Кстати, там же, в конце «книжки», на специальной странице, будет и единственная запись-благодарность «за добросовестное отношение к своим обязанностям и активное участие в общественной жизни» за подписью Качкурина, начальника лагеря.
     Надо признать, что его самого я так и не могу себе представить —он только изредка появлялся на людях во время торжественных линеек. А где он был и чем занимался остальное время — тайна сия мне неизвестна. Да, собственно, во вмешательстве его, как видно, и не было особой необходимости.
Но за благодарность «с занесением» я ему признателен.

     А потом я вернулся в Тбилиси, взял справку из института, прописался, стал на военный учет.
     Первого сентября пошел в институт, познакомился с новыми однокурсниками.
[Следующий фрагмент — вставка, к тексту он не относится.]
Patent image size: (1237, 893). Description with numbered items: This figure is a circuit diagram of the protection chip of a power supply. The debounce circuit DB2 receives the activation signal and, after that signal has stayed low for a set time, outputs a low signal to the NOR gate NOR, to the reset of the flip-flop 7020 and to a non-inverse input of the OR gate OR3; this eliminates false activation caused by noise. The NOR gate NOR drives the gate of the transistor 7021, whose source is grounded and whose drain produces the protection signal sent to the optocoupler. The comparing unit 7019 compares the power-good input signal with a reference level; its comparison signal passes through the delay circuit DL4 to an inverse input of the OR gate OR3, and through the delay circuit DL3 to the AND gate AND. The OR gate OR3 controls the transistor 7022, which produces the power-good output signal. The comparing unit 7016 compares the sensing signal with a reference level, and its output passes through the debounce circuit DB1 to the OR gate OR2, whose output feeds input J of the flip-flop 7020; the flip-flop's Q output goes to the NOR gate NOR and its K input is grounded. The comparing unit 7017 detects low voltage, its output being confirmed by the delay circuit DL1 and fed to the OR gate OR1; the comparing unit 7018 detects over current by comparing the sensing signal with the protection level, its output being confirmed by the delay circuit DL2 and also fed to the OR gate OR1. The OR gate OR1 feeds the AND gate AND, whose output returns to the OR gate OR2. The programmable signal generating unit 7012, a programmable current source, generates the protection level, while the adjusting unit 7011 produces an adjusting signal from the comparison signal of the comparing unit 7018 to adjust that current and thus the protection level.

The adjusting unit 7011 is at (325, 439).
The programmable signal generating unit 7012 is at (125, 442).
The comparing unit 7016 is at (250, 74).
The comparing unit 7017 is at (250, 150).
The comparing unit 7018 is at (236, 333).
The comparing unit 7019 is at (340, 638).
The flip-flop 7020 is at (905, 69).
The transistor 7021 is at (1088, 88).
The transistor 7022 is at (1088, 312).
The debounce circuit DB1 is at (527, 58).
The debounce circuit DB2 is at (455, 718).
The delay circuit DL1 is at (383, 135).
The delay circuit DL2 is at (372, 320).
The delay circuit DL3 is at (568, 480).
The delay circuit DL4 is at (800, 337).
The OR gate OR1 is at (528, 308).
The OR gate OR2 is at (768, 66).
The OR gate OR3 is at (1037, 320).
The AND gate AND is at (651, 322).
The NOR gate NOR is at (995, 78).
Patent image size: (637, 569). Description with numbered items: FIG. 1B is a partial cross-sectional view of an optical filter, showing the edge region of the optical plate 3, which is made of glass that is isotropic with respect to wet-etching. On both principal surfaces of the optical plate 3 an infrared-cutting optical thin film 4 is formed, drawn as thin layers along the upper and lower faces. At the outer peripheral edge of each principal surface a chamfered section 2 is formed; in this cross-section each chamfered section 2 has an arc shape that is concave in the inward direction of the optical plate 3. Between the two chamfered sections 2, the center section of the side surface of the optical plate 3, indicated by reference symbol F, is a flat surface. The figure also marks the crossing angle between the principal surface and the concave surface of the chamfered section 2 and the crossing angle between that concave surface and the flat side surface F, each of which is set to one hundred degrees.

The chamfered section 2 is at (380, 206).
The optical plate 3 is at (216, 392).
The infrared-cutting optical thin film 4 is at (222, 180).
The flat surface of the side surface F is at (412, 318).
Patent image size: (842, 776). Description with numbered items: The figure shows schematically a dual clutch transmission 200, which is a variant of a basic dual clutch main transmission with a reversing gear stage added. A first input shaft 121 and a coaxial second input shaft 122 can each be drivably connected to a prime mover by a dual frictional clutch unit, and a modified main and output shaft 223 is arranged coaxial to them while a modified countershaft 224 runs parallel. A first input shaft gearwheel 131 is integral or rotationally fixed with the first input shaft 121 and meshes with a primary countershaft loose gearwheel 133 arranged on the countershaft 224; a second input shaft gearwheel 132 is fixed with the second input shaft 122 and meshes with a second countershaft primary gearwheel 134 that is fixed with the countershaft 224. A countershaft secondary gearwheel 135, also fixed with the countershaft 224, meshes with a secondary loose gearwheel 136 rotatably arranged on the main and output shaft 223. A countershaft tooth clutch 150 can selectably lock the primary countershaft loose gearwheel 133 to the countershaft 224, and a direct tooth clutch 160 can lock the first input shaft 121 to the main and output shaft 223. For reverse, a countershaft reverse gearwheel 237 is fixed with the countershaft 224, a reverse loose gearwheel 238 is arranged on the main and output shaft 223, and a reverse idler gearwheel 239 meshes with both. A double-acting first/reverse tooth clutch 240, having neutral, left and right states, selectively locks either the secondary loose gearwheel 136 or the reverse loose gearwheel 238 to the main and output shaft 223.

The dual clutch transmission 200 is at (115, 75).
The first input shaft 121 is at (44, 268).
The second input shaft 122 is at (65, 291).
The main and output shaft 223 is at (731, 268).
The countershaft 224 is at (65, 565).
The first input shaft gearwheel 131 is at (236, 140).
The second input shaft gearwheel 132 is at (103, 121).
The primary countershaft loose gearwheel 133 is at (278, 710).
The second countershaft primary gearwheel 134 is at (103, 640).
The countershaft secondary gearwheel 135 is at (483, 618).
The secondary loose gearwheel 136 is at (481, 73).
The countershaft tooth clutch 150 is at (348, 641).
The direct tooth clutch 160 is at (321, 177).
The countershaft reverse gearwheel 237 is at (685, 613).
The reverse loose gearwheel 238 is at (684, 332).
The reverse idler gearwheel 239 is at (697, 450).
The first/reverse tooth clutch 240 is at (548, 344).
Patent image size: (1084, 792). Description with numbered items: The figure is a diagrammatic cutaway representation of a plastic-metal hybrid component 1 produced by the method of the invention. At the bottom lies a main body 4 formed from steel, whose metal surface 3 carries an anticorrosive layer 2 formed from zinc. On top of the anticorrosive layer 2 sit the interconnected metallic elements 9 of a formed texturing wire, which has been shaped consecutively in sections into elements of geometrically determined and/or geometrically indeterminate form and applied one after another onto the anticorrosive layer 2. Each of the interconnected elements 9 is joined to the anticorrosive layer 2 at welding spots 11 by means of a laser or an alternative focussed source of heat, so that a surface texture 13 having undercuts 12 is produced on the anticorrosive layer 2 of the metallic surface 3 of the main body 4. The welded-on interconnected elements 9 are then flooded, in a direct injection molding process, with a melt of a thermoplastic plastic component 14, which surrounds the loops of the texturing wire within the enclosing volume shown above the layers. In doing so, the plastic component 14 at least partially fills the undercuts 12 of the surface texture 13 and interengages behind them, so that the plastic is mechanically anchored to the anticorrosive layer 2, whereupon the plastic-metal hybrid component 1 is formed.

Второго сентября в группу пришла девушка Нина, и начался уже совсем другой период моей сперва студенческой, а потом и нашей с ней семейной жизни.
     Пройдут годы и летом 1976 года, мы, уже вместе с детьми, опять попадем сперва в пансионат, граничащий с «моим» пионерским лагерем, а со следующего года, уже Нина начнет работать там врачом и лагерь станет уже «их» местом, где они проведут четыре летних сезона. И сейчас, через сорок лет, тепло вспоминая те годы, мои, уже взрослые дети, у которых растут уже свои дети, иногда вместе поют лагерный гимн:
Лагерь «Володя Дубинин»
около моря стоит…
      И я им подпеваю, потому что пел его еще в то время, когда сам был пионером (а было это лет 60 тому назад!)